Maybe towns and cities should reconsider allowing single home builder subdivisions. Even though business is OK, the above builders are doing something they didn't do before, sell lots to other builders.

But the best solution would be for builders to manage their business better and not to grow too fast in good times.

In answer to your question

For the past decade, virtually every seminar I've attended the same numbers are used. That is 70 to 80% of the new home buying market is suburban. The last time I was in a press conference in Washington a few years back, even Andres Duaney used 80% in his speech. So if I'm passing on information from industry leaders that is simply wrong that I have heard dozens of times, I apologize.

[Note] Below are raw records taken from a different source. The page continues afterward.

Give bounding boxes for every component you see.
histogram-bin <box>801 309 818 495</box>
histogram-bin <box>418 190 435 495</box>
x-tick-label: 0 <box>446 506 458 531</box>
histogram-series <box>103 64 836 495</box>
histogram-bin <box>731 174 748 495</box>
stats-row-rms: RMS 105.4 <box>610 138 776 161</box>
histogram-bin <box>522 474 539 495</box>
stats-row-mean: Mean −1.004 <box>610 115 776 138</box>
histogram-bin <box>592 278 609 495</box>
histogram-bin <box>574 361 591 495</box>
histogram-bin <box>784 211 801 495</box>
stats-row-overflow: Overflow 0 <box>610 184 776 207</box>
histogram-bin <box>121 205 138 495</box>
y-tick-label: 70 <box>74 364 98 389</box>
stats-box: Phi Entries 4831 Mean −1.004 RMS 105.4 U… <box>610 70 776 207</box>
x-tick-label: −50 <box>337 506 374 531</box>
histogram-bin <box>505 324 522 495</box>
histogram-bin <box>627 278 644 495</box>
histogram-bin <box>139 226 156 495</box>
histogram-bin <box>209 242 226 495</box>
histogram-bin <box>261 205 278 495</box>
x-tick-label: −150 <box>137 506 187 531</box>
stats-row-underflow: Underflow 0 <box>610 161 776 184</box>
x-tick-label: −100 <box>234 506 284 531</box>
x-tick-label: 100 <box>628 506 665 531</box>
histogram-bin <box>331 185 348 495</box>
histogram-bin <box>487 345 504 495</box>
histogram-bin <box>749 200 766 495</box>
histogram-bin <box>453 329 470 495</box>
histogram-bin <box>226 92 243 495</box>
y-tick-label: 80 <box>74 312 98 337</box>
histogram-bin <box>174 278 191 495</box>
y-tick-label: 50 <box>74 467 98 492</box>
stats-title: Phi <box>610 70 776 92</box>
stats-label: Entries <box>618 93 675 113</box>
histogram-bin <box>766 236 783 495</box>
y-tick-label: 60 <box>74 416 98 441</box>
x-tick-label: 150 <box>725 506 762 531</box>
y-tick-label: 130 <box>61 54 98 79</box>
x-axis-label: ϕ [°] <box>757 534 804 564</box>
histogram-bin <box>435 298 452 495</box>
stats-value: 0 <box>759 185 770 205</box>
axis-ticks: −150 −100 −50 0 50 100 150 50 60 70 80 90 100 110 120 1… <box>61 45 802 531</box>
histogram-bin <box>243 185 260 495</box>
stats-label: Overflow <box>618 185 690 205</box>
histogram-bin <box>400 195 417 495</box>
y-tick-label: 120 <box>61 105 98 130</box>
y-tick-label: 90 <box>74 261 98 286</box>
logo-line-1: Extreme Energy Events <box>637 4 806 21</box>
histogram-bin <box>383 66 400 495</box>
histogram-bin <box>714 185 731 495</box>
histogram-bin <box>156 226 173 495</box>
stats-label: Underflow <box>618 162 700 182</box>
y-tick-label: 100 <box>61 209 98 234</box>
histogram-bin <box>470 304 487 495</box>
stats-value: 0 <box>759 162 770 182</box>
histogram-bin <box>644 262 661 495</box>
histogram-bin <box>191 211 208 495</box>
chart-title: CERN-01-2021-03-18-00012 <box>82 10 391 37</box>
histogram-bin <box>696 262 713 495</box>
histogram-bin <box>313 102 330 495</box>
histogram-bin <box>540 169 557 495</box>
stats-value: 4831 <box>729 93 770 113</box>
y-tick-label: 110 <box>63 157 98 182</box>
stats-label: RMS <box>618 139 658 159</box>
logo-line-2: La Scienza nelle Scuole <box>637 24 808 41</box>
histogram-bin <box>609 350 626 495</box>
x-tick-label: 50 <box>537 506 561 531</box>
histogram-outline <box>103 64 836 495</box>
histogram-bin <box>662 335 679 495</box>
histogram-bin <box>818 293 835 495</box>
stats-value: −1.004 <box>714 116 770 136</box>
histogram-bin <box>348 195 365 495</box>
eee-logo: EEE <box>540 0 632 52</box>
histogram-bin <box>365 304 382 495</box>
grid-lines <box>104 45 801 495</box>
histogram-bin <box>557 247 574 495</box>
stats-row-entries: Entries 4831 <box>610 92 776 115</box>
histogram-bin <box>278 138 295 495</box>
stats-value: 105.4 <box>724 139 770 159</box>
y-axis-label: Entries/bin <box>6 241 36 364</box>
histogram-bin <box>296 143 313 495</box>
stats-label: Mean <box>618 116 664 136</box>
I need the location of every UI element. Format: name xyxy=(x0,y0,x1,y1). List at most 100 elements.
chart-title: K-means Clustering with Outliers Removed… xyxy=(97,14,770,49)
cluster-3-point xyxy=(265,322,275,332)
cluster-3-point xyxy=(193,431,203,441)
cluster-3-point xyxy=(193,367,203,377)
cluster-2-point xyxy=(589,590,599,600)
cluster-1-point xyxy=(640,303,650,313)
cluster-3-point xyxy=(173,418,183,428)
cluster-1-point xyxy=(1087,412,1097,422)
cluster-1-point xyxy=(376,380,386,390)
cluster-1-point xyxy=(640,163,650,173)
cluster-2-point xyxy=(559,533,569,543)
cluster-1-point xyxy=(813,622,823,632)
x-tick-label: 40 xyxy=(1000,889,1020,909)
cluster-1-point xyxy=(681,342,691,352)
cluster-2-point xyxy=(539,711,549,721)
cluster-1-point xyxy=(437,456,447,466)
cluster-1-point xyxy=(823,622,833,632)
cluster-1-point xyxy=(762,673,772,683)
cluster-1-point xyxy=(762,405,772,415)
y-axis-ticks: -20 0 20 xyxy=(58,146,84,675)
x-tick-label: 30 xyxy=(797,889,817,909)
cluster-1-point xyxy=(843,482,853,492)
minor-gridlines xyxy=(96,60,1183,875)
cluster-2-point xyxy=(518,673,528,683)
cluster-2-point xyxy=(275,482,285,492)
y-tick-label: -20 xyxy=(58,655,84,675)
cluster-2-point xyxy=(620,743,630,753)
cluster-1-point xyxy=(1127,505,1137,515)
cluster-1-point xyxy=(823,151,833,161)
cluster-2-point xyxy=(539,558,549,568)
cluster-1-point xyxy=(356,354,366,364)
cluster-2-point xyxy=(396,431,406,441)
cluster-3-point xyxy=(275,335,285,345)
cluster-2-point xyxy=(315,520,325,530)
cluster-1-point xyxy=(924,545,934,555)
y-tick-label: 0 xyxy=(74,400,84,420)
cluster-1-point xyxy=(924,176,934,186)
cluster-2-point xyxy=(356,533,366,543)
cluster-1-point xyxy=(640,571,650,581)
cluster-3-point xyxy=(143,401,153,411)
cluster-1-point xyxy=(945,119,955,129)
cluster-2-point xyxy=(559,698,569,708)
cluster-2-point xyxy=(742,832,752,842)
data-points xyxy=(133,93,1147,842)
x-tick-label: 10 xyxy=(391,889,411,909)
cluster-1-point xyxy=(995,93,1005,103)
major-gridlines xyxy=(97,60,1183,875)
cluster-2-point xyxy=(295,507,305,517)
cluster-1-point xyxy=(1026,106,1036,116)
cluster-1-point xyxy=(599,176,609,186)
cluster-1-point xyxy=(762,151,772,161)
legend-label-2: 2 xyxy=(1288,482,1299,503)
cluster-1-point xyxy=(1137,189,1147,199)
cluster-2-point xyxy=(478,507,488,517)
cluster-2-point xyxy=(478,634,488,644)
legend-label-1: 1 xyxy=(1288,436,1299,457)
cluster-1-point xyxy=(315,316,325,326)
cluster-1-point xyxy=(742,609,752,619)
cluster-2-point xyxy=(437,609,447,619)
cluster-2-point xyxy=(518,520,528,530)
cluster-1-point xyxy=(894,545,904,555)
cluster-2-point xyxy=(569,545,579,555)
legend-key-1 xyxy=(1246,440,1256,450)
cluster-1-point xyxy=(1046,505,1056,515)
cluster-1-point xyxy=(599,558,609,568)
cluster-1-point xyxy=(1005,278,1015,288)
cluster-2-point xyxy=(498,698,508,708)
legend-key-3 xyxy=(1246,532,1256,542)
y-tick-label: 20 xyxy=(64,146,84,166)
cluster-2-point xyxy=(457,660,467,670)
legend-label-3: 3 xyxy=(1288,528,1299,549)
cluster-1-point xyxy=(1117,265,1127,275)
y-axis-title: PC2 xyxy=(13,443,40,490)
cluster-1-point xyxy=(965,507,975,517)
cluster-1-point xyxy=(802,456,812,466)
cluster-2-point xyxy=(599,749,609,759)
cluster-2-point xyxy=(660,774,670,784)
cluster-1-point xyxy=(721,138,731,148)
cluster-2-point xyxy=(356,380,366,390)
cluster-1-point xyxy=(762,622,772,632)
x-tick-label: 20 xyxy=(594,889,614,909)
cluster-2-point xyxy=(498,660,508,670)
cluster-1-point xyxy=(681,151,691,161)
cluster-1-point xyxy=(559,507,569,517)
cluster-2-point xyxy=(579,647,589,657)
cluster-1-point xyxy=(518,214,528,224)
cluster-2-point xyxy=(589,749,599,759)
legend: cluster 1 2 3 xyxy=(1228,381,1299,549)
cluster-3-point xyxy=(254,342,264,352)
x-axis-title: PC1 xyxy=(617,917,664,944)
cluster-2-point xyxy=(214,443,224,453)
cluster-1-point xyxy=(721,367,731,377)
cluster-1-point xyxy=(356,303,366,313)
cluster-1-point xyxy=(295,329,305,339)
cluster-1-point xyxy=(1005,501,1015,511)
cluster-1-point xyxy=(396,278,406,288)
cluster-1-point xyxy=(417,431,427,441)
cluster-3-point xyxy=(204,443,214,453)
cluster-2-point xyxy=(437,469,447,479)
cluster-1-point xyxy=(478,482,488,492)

On the other hand look at reason, for a decade the suburbs have sprawled tremendously - if the numbers of urban new homes were greater than 20 or 30 percent, and the urban land simply has no room to sprawl, then our cities would have gotten much denser (much taller). It would be an obvious change.


back to math class

If this is true: "In other words, for every ten homes sold, seven or eight of them are likely to be suburban."

then, this is not true: "suburban home buying market is somewhere between 70% and 80% higher volume than the urban market."

If 70% houses sold are suburban, then the volume ratio of sub to urban is 7/3 which means that sub volume is 133% HIGHER than the urb volume.
If 80%, then it is 300% HIGHER.

So, the "suburban home buying market is somewhere between 133% and 300% higher volume than the urban market."

Math Nazi Alert

"suburban home buying market is somewhere between 70% and 80% higher volume than the urban market. In other words, for every ten homes sold, seven or eight of them are likely to be suburban."

Wrong. Time to take remedial math.

I really enjoy your writing. But, egregious math misconceptions drive me crazy.